Tuesday, March 15, 2011

The Web, Wikis and Webinars



If you are seeing the letter "w", you are not alone. Genealogists today have web, wikis and webinars on the mind. Talk and blogging is continually about these "w" items. But why not ... we are a web-oriented group of people.

Some of my blogging colleagues have written about WikiTree. I am going to give you my thoughts about it. Give it a try and see what you think.

WikiTree was started in 2008 as a free and collaborative project. Whatever is on there is edited and owned by the contributor. You can register as private or public, share what you wish with groups of people or individuals, then jump right in and download a GEDCOM. Of course, the ultimate goal is to have somebody contact you about an elusive ancestors you have posted on on WikiTree. As you locate information, you can make contact or download a GEDCOM file.

Upon opening WikiTree it is somewhat frightening to see all the names. They represent 1,066,644 profiles submitted by 24,430 people or WikiTreers. Rather than clicking on a group of surnames, scroll to the bottom of the page and click on "Help." There you will be able to read all the pertinent information on how to create your own profile and links, add information, delete information and search for information.

Once you either create or search a profile, be sure to check for photos and the family tree. Also available is a public bulletin board for messages. Give it a try and start sharing on WikiTree.

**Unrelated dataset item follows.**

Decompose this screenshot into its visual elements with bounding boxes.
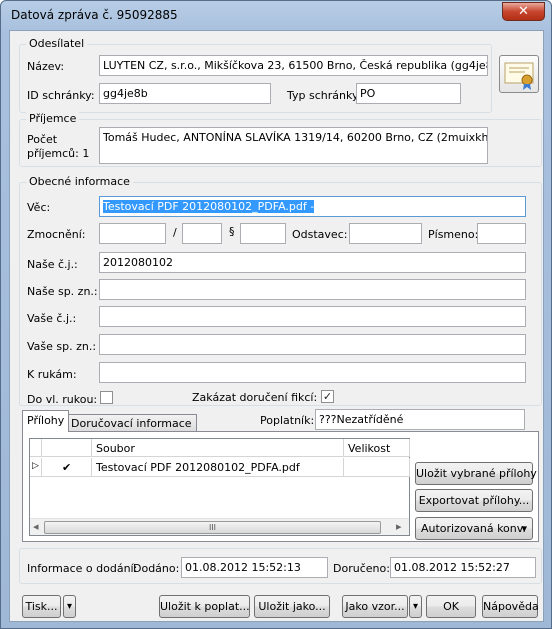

Webinars are popping up on our computers by the week and month. They are hosted in a variety of places which makes it difficult to figure out what is being broadcast by the day or week. Attendees have to register to attend a webinar. Some are free and some are not. While many have been archived, it is still fun to listen to them as they happen and also dialog during the presentation.

The blog GeneaWebinars will keep you posted on what is happening in the world of genealogy webinars. At the bottom of the blog is an interacting calendar of webinars by day, time and topic. You can click and obtain more information and register.

These are wonderful ways to expand your genealogy knowledge without leaving home. Once you get started with wikis and webinars, I am sure you will be hooked.